Because it won't really help; it plays into the scene Evans wants to cause. Even if she gets warned off through supernatural bullshit the other people like her would just gossip more and cause trouble for the members of our family invested in this community.If successful it will cause her not to talk to us or our siblings again, which is all I want out of this conversation.
Also who says our threats have to be insincere?
In my opinion the best sort of empathy based social combat is the sort that uses both aspects of the skill. So something that's on one level social leverage, but on another is still experiencing someone else's perspective when you act on it.
In this case, there are two levels you can interpret this course of action on.
The first (and primary in my opinion) is as an earnest attempt at reaching out and trying to be better to each other. Ideally this works, but from my experience catty church going hypocrites are basically white court vampires with honest engagement as a bane.
The other level here, that becomes relevant if she chooses not to interact with us in good faith, is the social combat metaphor. She tried to stab us with a word shiv; stabbing back hurts her, but it also plays in to what she wants and the scene she'd prefer to happen.

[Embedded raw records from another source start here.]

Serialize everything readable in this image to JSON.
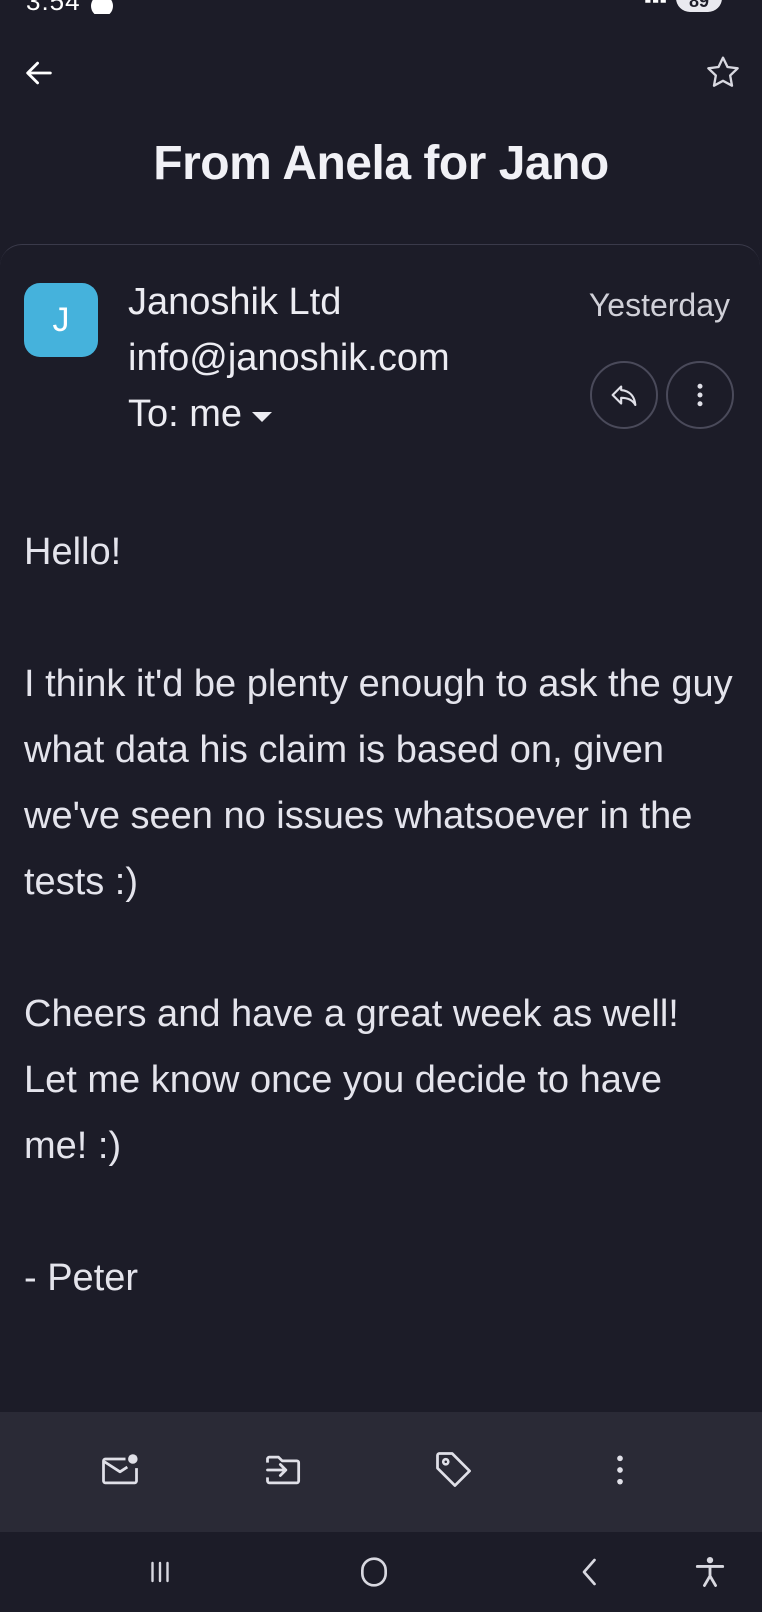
{
  "status_bar": {
    "time": "3:54",
    "battery": "89"
  },
  "app_bar": {
    "back_icon": "arrow-left-icon",
    "star_icon": "star-outline-icon"
  },
  "email": {
    "subject": "From Anela for Jano",
    "sender": {
      "initial": "J",
      "name": "Janoshik Ltd",
      "address": "info@janoshik.com",
      "avatar_color": "#45b2dc"
    },
    "recipient_label": "To: me",
    "date": "Yesterday",
    "body": {
      "greeting": "Hello!",
      "paragraph1": "I think it'd be plenty enough to ask the guy what data his claim is based on, given we've seen no issues whatsoever in the tests :)",
      "paragraph2": "Cheers and have a great week as well! Let me know once you decide to have me! :)",
      "signature": "- Peter"
    }
  },
  "actions": [
    {
      "name": "mark-unread",
      "icon": "mail-unread-icon"
    },
    {
      "name": "move-to",
      "icon": "move-to-icon"
    },
    {
      "name": "label",
      "icon": "tag-icon"
    },
    {
      "name": "more",
      "icon": "more-vertical-icon"
    }
  ],
  "colors": {
    "background": "#1c1c28",
    "action_bar": "#2a2a36",
    "text": "#e4e4ec",
    "avatar": "#45b2dc"
  }
}
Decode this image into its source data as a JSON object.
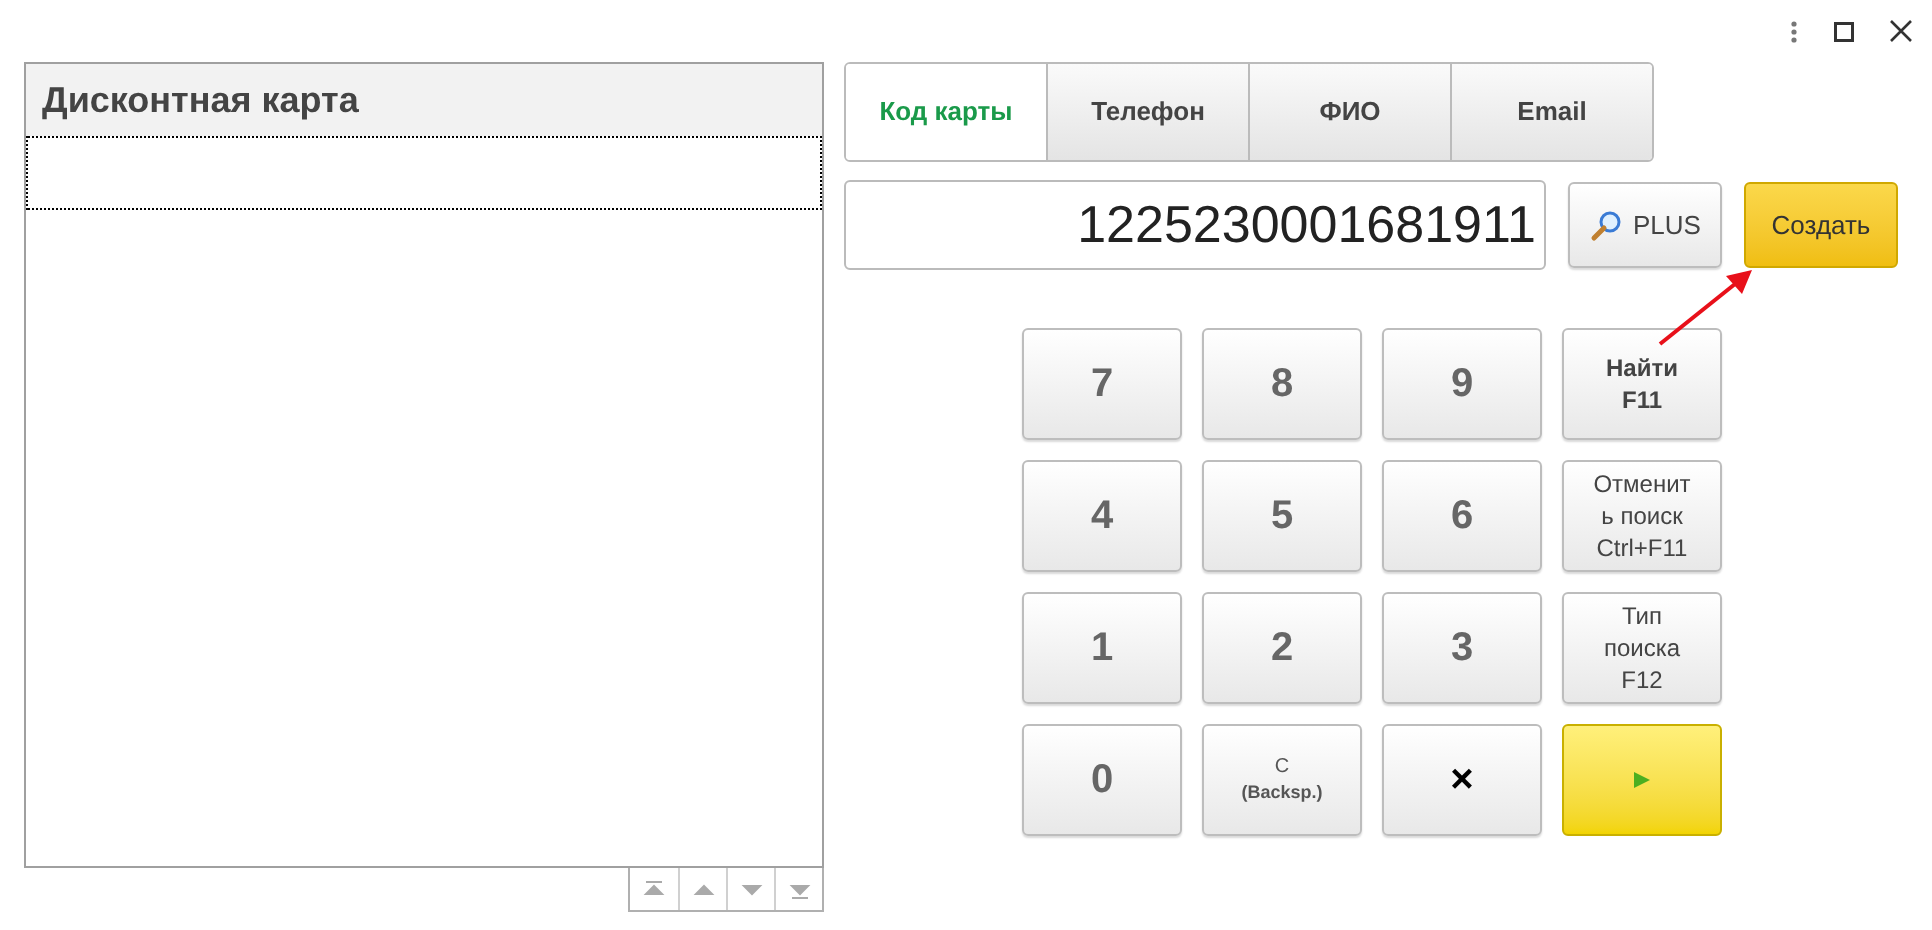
{
  "table": {
    "column_1": "Дисконтная карта",
    "rows": [
      {
        "selected": true
      }
    ]
  },
  "tabs": [
    {
      "label": "Код карты",
      "selected": true
    },
    {
      "label": "Телефон",
      "selected": false
    },
    {
      "label": "ФИО",
      "selected": false
    },
    {
      "label": "Email",
      "selected": false
    }
  ],
  "search": {
    "value": "1225230001681911"
  },
  "plus_button": "PLUS",
  "create_button": "Создать",
  "keys": [
    {
      "kind": "digit",
      "label": "7"
    },
    {
      "kind": "digit",
      "label": "8"
    },
    {
      "kind": "digit",
      "label": "9"
    },
    {
      "kind": "action",
      "label": "Найти F11"
    },
    {
      "kind": "digit",
      "label": "4"
    },
    {
      "kind": "digit",
      "label": "5"
    },
    {
      "kind": "digit",
      "label": "6"
    },
    {
      "kind": "text",
      "label": "Отменит ь поиск Ctrl+F11"
    },
    {
      "kind": "digit",
      "label": "1"
    },
    {
      "kind": "digit",
      "label": "2"
    },
    {
      "kind": "digit",
      "label": "3"
    },
    {
      "kind": "text",
      "label": "Тип поиска F12"
    },
    {
      "kind": "digit",
      "label": "0"
    },
    {
      "kind": "clear",
      "label": "C",
      "sub": "(Backsp.)"
    },
    {
      "kind": "delete",
      "label": "×"
    },
    {
      "kind": "enter"
    }
  ]
}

Instead, what I wrote in has us parry her and lead into a situation where we've got the implications backing her word shiv -specifically her alleged superior Christian virtue- against her throat.
We do this by calling out the difference between how she's acting and who she's implicitly claiming to be, then quoting a relatively obscure passage from the Bible to back up our point. That's basically the catty church social politics equivalent of a perfect defense with a free counter attack attached.
We let go of the knife by making the getting better part a mutual thing, but that just boxes in her future responses even further.
To be clear: the intent in my write in is as it seems in the text, not to play at cynical social manipulation. However, it's still worth considering the social mechanics in play.
Done this way we either get through to her based on sincerity, or we place her in a position where she has to choose between backing off and continuing to embarrass herself.
… this is probably the point where I've put too much thought into this isn't it?